Dorota Szymanska geht für Bündnis90/ Die Grünen ins Rennen um die Verwaltungsspitze. Sie will unter anderem neue Akzente in den Bereichen Nachhaltigkeit, Stadtentwicklung und Bürgerbeteiligung setzen.
Thomas Wolf, derzeit Bürgermeister der Samtgemeinde Rodenberg und ehemaliger Erster Stadtrat von Barsinghausen, ist Mitglied der FDP, tritt aber als parteiunabhängiger Kandidat und mit Unterstützung von CDU und FDP an.
Barsinghausen steht vor einem Investitionsbedarf von rund 639 Millionen Euro. Gibt es Projekte, von denen sich Barsinghausen möglicherweise verabschieden muss?

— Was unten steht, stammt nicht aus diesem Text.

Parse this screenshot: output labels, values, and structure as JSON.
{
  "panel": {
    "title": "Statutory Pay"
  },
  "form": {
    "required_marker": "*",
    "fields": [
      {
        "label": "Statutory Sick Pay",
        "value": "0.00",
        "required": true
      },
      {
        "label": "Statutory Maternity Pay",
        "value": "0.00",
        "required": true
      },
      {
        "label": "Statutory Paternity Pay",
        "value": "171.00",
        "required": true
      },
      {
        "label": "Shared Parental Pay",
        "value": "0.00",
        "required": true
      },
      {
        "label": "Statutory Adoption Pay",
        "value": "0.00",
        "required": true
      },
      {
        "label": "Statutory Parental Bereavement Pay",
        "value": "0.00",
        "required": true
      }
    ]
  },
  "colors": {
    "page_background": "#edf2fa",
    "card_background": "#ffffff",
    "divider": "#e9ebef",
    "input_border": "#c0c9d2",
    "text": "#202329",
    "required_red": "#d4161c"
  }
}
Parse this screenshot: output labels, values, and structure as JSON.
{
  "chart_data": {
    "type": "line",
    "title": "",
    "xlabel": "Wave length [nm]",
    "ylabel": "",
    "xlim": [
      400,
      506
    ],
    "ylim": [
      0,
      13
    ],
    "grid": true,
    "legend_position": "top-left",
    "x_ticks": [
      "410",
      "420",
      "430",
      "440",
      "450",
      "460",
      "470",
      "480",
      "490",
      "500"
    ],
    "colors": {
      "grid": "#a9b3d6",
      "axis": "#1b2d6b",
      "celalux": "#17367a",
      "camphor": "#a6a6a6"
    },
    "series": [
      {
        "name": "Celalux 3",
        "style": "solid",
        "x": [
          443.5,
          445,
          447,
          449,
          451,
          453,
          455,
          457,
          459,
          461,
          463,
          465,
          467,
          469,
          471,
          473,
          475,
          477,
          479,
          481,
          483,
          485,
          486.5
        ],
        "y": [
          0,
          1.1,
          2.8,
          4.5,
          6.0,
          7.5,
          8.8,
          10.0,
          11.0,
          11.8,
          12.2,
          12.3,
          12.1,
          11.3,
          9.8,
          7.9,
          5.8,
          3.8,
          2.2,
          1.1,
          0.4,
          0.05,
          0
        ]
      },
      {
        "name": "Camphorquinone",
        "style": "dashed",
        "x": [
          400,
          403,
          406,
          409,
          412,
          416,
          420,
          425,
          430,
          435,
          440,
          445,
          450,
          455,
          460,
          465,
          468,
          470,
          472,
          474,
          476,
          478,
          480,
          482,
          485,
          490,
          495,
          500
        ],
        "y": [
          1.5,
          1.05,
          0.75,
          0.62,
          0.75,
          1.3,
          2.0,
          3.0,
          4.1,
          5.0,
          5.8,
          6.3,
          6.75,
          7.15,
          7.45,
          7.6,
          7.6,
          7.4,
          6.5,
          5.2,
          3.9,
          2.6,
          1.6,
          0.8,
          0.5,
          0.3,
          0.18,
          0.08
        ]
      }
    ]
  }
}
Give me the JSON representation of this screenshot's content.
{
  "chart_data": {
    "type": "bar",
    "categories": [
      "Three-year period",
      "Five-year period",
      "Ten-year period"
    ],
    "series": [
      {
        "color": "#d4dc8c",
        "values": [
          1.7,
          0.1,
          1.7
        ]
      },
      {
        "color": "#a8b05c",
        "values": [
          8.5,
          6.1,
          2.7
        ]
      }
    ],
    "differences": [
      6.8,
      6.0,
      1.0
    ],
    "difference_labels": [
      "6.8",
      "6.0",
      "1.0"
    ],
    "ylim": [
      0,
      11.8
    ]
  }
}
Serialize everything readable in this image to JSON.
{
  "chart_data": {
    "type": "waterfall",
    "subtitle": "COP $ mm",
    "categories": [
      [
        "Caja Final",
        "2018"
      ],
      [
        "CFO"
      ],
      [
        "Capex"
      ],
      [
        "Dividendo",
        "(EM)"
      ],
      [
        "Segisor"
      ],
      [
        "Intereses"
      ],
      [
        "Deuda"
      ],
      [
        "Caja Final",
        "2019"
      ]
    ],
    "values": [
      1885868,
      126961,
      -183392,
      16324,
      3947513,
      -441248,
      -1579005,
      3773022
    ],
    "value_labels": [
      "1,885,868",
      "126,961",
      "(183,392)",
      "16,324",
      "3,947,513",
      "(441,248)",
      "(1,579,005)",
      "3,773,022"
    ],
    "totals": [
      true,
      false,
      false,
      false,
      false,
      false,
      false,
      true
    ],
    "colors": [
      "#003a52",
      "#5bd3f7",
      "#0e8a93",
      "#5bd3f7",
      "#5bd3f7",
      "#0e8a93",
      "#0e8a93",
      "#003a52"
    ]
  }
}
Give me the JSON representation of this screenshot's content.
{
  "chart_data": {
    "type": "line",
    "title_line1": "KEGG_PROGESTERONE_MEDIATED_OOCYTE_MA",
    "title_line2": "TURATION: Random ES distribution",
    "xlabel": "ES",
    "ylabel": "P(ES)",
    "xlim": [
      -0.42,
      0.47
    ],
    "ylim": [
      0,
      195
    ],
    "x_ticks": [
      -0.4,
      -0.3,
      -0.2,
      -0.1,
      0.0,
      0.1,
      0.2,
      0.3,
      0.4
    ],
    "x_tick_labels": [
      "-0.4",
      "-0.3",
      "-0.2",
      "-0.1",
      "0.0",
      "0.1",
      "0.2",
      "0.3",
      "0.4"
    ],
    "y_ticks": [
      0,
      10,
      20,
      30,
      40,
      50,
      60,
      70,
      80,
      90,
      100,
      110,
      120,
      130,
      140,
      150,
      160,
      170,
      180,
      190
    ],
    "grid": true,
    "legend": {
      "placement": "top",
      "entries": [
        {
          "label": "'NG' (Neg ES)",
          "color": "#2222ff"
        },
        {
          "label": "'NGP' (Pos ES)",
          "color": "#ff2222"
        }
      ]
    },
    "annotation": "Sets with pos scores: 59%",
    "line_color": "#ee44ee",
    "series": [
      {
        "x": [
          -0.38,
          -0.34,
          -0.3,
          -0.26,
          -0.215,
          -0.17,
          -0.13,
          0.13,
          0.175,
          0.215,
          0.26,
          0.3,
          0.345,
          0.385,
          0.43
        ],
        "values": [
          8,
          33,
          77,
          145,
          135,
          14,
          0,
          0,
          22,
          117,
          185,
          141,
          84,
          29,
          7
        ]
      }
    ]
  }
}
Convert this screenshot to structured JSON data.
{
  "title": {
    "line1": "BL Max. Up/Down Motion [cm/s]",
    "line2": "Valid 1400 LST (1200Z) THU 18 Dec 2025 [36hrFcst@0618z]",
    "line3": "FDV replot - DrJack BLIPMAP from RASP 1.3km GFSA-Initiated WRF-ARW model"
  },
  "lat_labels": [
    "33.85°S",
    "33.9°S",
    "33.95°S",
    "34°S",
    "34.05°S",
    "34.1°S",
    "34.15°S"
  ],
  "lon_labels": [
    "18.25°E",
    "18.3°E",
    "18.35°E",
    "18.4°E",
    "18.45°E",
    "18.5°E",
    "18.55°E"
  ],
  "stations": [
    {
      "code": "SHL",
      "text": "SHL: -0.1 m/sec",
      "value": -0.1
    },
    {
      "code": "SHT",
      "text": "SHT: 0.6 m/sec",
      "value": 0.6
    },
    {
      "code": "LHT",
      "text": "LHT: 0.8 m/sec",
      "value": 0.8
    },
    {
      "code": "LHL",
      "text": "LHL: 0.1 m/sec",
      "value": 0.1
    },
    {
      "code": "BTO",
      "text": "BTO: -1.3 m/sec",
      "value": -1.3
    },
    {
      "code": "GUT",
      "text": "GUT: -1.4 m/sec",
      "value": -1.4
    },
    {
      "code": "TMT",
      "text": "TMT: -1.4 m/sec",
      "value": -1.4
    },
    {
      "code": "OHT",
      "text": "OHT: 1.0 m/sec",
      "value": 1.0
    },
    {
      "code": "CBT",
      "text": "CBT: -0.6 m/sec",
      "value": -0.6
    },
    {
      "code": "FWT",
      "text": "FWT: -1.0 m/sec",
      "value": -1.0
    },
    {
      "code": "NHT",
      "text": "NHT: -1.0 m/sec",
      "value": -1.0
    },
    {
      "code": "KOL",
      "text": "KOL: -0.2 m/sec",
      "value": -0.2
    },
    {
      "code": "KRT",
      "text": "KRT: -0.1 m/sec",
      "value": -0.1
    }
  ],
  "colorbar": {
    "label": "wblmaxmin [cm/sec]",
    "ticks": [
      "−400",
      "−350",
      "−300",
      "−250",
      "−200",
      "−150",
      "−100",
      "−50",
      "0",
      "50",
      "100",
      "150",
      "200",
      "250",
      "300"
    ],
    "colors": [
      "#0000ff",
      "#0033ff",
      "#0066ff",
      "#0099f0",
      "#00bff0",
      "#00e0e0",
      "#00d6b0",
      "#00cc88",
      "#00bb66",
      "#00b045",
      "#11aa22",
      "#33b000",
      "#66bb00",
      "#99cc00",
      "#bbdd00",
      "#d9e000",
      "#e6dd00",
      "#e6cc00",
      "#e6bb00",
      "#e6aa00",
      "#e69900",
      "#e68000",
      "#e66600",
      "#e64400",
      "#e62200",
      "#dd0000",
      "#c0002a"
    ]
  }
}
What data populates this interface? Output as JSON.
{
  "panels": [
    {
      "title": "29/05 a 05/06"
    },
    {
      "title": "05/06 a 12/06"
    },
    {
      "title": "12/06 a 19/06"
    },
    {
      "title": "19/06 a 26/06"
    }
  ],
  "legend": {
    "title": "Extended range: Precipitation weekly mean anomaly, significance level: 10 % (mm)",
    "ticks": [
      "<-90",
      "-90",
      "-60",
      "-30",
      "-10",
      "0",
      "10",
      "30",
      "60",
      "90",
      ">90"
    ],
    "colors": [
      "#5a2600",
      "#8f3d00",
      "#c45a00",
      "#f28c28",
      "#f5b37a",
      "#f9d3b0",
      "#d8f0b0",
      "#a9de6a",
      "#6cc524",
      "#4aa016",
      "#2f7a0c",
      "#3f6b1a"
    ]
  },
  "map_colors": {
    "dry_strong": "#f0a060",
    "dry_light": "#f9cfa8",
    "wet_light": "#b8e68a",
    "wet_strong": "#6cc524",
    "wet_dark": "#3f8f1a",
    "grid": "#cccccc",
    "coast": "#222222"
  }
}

Thomas Wolf (59), parteiunabhängig
"Für mich gilt: Was für die Sicherheit, die Bildung unserer Kinder oder die grundlegende Infrastruktur notwendig ist, hat Vorrang vor Prestigeprojekten. Deshalb gehört auch das Haus am Thie auf den Prüfstand. Ich möchte als Bürgermeister den Eltern nicht erklären müssen, dass Millionen in ein baufälliges Gebäude fließen, während die Sanierung der Toilettenanlagen in den Grundschulen aufgeschoben werden. Wir müssen Prioritäten dort setzen, wo sie den größten Nutzen für die Menschen haben. Angesichts unserer Herausforderungen müssen wir unterscheiden zwischen dem, was wünschenswert ist, und dem, was derzeit notwendig ist."
Dorota Szymanska (61), Grüne
"Die Stadt ist verpflichtet, solide zu wirtschaften. Hier ist die Stadt auf einem guten Weg. Die großen Investitionen, die in den nächsten Jahren zu schultern sind, lassen sich nicht weiter aufschieben, weil sonst auch Kosten steigen. Aber natürlich müssen auch Investitionen überprüft werden, wenn sich zum Beispiel die Rahmenbedingungen verändern."
Henning Schünhof (58), SPD
"Die Prioritätenliste wird häufig missverstanden. Es geht nicht darum, Projekte endgültig zu streichen. Wir haben zunächst einen Zehnjahreszeitraum betrachtet. In diesem Zeitraum können wir etwa die Hälfte - was ein Investitionsrahmen von rund 380 Millionen Euro ist - der Maßnahmen angehen, die andere Hälfte zunächst nicht. Die Liste muss regelmäßig überprüft und angepasst werden. Man braucht auch die Flexibilität, auf neue Entwicklungen reagieren zu können."